A time existed when persons with intellectual and developmental disabilities were virtually invisible. The prevalent attitude supposed they were incapable of learning and functioning in society. Parents faced difficult pressure and had few options. Many mentally challenged persons were sent to live in institutions, sometimes in deplorable conditions. Others were cared for at home, but remained in the background of daily life. Mental retardation, as it was called at the time, was considered an affliction and not a comfortable topic of conversation.
In 1949 group of concerned parents met in New York City to seek opportunities for a better, more inclusive life for their children with special needs and a support system for parents. They formed the Association for the Help of Retarded Children, the forerunner of NYSARC, our current state organization, and of The Arc, the nation's largest provider of services to persons with intellectual and developmental disabilities.

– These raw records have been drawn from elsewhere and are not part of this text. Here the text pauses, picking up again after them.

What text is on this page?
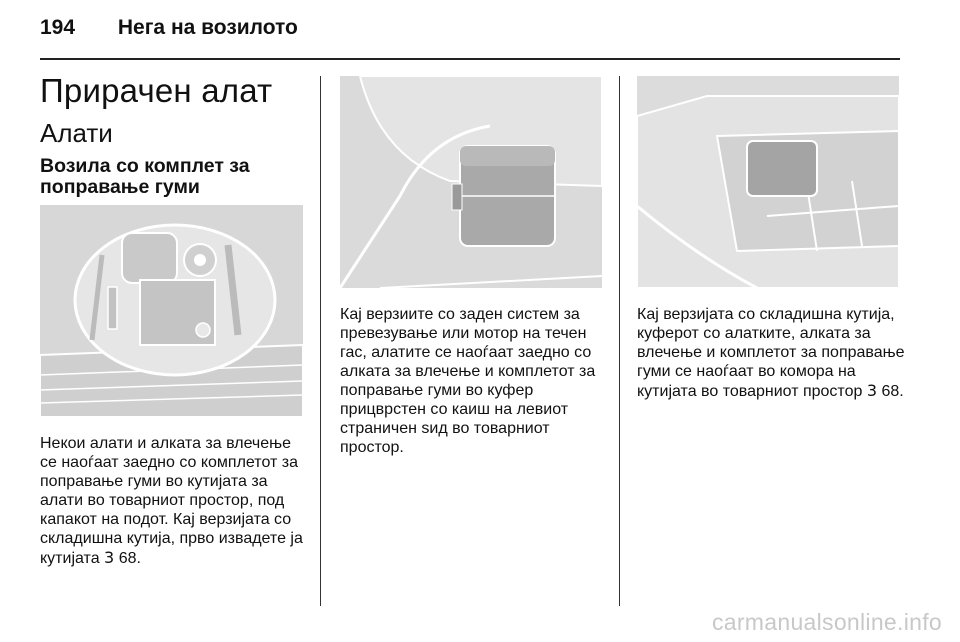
194 Нега на возилото
Прирачен алат
Алати
Возила со комплет за поправање гуми

Некои алати и алката за влечење се наоѓаат заедно со комплетот за поправање гуми во кутијата за алати во товарниот простор, под капакот на подот. Кај верзијата со складишна кутија, прво извадете ја кутијата 3 68.

Кај верзиите со заден систем за превезување или мотор на течен гас, алатите се наоѓаат заедно со алката за влечење и комплетот за поправање гуми во куфер прицврстен со каиш на левиот страничен sид во товарниот простор.

Кај верзијата со складишна кутија, куферот со алатките, алката за влечење и комплетот за поправање гуми се наоѓаат во комора на кутијата во товарниот простор 3 68.

carmanualsonline.info
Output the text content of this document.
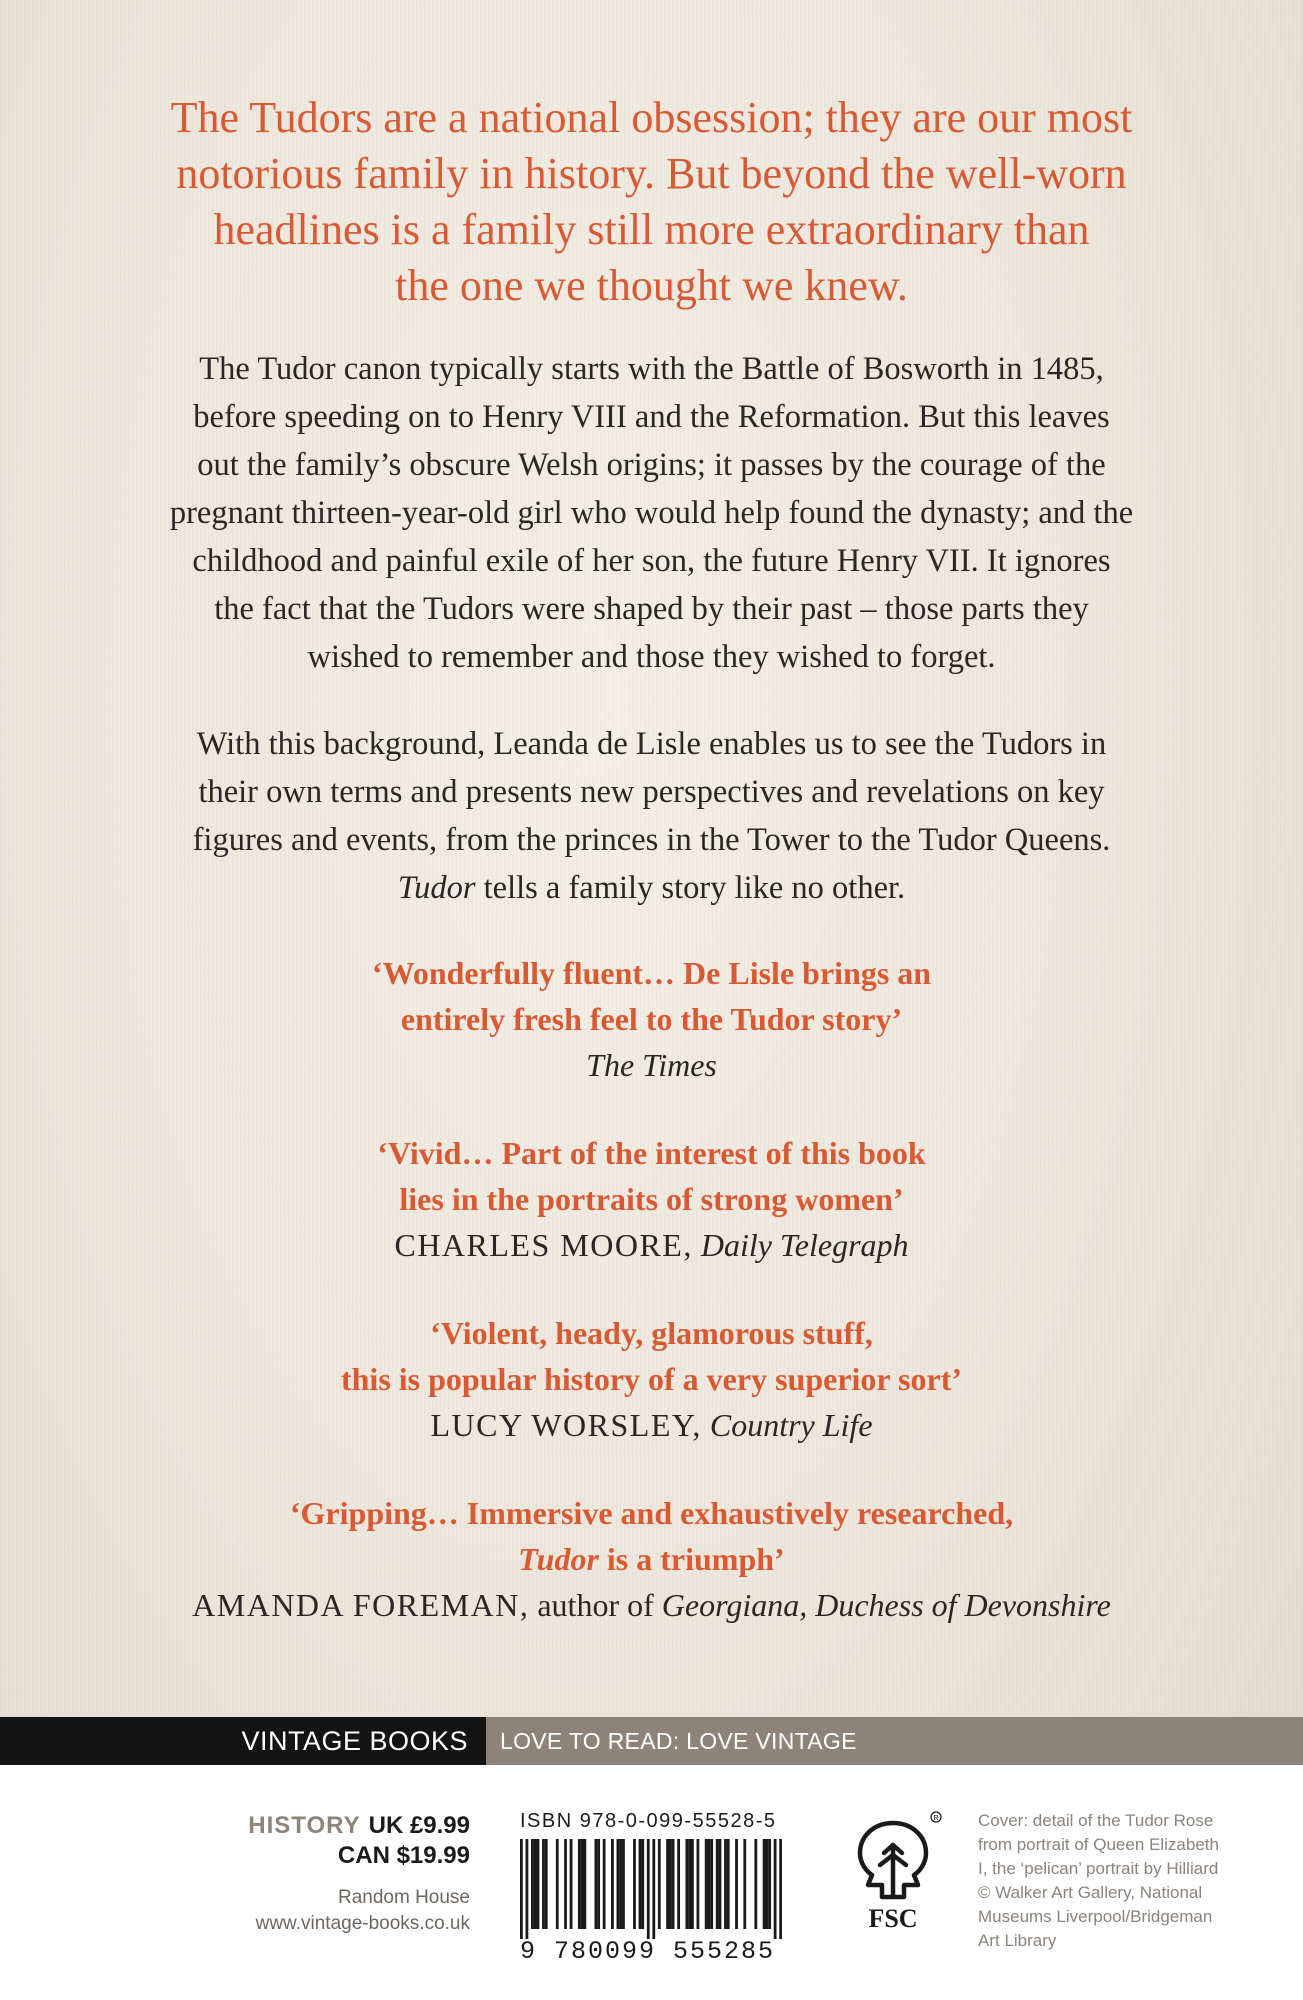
The Tudors are a national obsession; they are our most
notorious family in history. But beyond the well-worn
headlines is a family still more extraordinary than
the one we thought we knew.
The Tudor canon typically starts with the Battle of Bosworth in 1485,
before speeding on to Henry VIII and the Reformation. But this leaves
out the family’s obscure Welsh origins; it passes by the courage of the
pregnant thirteen-year-old girl who would help found the dynasty; and the
childhood and painful exile of her son, the future Henry VII. It ignores
the fact that the Tudors were shaped by their past – those parts they
wished to remember and those they wished to forget.
With this background, Leanda de Lisle enables us to see the Tudors in
their own terms and presents new perspectives and revelations on key
figures and events, from the princes in the Tower to the Tudor Queens.
Tudor tells a family story like no other.
‘Wonderfully fluent… De Lisle brings an
entirely fresh feel to the Tudor story’
The Times
‘Vivid… Part of the interest of this book
lies in the portraits of strong women’
CHARLES MOORE, Daily Telegraph
‘Violent, heady, glamorous stuff,
this is popular history of a very superior sort’
LUCY WORSLEY, Country Life
‘Gripping… Immersive and exhaustively researched,
Tudor is a triumph’
AMANDA FOREMAN, author of Georgiana, Duchess of Devonshire
VINTAGE BOOKS	LOVE TO READ: LOVE VINTAGE
HISTORY UK £9.99
CAN $19.99
Random House
www.vintage-books.co.uk
ISBN 978-0-099-55528-5
9 780099 555285
R
FSC
Cover: detail of the Tudor Rose
from portrait of Queen Elizabeth
I, the ‘pelican’ portrait by Hilliard
© Walker Art Gallery, National
Museums Liverpool/Bridgeman
Art Library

Fifty years later two local chapters - Cayuga ARC (est. 1953) and Seneca ARC (est. 1976) merged to form Seneca Cayuga ARC. A stronger, financially efficient agency now offers more personalized choices for treatments and services in inclusive settings throughout our community.
With more opportunities today, persons with intellectual and developmental disabilities continue to demonstrate the ability and desire to participate in community life in more meaningful ways. The effect has been a gradual move away from the delivery of services in group-oriented programs toward more individualized options.
Seneca Cayuga ARC reinforces these options through its person-centered approach. Individuals can select how they wish to reside, work, pursue leisure activities, and participate in the community with the comfort of knowing they will receive training, transportation, equipment, and supports in a safe and welcoming environment.